Home > Archive > PERL Beginners > June 2007 > grep from one file and write to another
You are viewing an archived Text-only version of the thread.
To view this thread in it's original format and/or if you want to reply to
this thread please [click here]
| Author |
grep from one file and write to another
|
|
| Vahid Moghaddasi 2007-06-23, 10:02 pm |
| Hi all,
I am trying to read a colon delimited text file (filter.in) then
search for each field in another file (/etc/passwd) and if it is found
then write that line in the third file (passwd.out). Here is what I
have written so far but it is not given me the correct result. Thanks
for any help.
#!/bin/perl
#
# the format of filter.in is user1:user2:user3:user4:
#
use File::Copy;
use strict;
use warnings;
$|=1; # flush output buffer
open (FILTERfh, "< filter.in") || die "Can not open filter.in: $!\n";
open PASSWDfh, '</etc/passwd' or die "Can not open the file: $!\n";
open PASSWDFILfh, ">passwd.out";
while (<FILTERfh> ) {
chomp;
my @input = split /:/, $_;
for (my $user = 1; $user <= $#input ; $user++) {
print "$input[$user] is being added.\n";
while (<PASSWDfh> ) {
my %seen;
next if (m/^#/); # Skip comments
next if (m/^\s*$/); # Skip blank lines
my ($field1) = /([^:]+)/;
# print PASSWDFILfh $_ unless $seen{$field1} or warn
# "WARNING: User $input[$user] does not exist!\n";
print PASSWDFILfh $_ unless $input[$user] or warn
"WARNING: User $input[$user] does not exist!\n";
# print PASSWDFILfh $_ if("$field1" eq "$input[$user]");
# print PASSWDFILfh $_ if( grep(/$field1:/, $_ )) or warn
"WARNING: User $input[$user] does not exist!\n";
} # while
} # for
} # while
close FILTERfh;
close PASSWDFILfh;
close PASSWDfh;
| |
| Tom Phoenix 2007-06-23, 10:02 pm |
| On 6/23/07, Vahid Moghaddasi <vahid.moghaddasi@gmail.com> wrote:
> I am trying to read a colon delimited text file (filter.in) then
> search for each field in another file (/etc/passwd) and if it is found
> then write that line in the third file (passwd.out).
> use File::Copy;
Are you actually using File::Copy? I didn't find any call to it in
your posted code.
> use strict;
> use warnings;
That's good....
> $|=1; # flush output buffer
> open (FILTERfh, "< filter.in") || die "Can not open filter.in: $!\n";
> open PASSWDfh, '</etc/passwd' or die "Can not open the file: $!\n";
> open PASSWDFILfh, ">passwd.out";
I can't say that I like the style of having filehandle names ending in
"fh", but it's one way to do it. But please standardize the way you
open files; I'd adopt a style most like the second one. By the way,
the "output buffer" that your comment refers to is the buffer for
STDOUT. Is somebody waiting for the output on STDOUT? You didn't
mention that in the task description.
> while (<FILTERfh> ) {
> chomp;
> my @input = split /:/, $_;
> for (my $user = 1; $user <= $#input ; $user++) {
Although you may use the three-part for loop to do this, you'll be
more likely to get it correct if you use a range instead:
for my $user (0..$#input) { # Not 1..$#input, is it?

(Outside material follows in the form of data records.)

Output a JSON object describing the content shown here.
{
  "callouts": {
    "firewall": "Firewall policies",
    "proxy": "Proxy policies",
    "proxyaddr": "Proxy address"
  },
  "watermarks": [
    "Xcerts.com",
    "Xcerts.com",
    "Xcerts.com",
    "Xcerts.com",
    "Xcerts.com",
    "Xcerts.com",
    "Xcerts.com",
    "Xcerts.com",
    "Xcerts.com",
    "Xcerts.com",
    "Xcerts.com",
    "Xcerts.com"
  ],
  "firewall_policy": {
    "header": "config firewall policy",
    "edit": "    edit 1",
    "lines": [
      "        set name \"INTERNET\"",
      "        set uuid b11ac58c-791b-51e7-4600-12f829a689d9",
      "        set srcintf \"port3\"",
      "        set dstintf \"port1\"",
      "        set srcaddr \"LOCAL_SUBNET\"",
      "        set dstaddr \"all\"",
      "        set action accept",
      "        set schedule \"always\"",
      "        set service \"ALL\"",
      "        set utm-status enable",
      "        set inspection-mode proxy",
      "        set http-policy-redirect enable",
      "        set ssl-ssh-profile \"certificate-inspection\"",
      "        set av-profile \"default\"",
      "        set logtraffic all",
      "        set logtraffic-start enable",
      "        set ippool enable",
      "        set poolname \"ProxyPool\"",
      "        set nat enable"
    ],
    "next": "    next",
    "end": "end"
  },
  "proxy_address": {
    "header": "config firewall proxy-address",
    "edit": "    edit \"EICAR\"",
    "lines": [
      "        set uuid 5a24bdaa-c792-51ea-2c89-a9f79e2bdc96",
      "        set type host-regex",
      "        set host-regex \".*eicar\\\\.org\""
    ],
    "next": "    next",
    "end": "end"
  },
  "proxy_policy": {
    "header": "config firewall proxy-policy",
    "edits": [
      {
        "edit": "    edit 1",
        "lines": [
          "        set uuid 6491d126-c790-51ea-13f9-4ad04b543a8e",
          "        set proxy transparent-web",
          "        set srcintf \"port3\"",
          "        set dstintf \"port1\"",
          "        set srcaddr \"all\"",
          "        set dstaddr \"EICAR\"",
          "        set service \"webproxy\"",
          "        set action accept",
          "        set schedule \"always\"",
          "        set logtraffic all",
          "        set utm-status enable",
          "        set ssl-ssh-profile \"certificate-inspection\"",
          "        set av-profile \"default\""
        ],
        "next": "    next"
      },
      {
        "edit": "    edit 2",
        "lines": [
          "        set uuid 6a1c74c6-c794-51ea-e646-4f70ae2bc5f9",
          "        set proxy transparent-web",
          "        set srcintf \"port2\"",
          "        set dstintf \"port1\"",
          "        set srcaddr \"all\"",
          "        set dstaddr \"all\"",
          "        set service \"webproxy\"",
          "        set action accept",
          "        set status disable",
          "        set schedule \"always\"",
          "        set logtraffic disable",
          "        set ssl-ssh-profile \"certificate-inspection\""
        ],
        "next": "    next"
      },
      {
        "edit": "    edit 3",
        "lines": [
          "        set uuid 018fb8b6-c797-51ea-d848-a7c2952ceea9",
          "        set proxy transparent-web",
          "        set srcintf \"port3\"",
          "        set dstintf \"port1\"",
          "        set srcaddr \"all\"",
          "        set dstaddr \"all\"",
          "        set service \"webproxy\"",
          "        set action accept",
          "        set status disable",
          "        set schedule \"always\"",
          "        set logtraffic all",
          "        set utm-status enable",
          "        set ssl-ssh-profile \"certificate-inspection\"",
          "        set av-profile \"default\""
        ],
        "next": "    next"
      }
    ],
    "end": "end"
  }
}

And, unless you needed an index, you'll be even more likely to get it
correct if you use a foreach directly on the array:
for my $user (@input) { # Now $user is the user, not the index
> print "$input[$user] is being added.\n";
> while (<PASSWDfh> ) {
Now you're reading one file in a loop, inside the loop on FILTERfh. Do
you mean to re-read the password file for every line in the outer
loop's file? That sounds slow, but you could do it. (You'll either
need to reopen the file, or use s () to get back to the start.)
A better algorithm would read through the entire FILTERfh datastream,
storing away what you'll need. Later, when you read the password file
in a single pass, you can compare the data in memory to the data read
from the file.
Does that get you closer to a solution? Good luck with it!
--Tom Phoenix
Stonehenge Perl Training
| |
| Vahid Moghaddasi 2007-06-24, 7:59 am |
| On 6/23/07, Tom Phoenix <tom@stonehenge.com> wrote:
>
> Are you actually using File::Copy? I didn't find any call to it in
> your posted code.
Sorry, I left it in by mistake. This code is a small part of a very
large program.
>
>
> That's good....
>
>
> I can't say that I like the style of having filehandle names ending in
> "fh", but it's one way to do it.
I din't want to make mistakes, maybe later I change.
The actual program writes to STDOUT as well.
>
> for my $user (0..$#input) { # Not 1..$#input, is it?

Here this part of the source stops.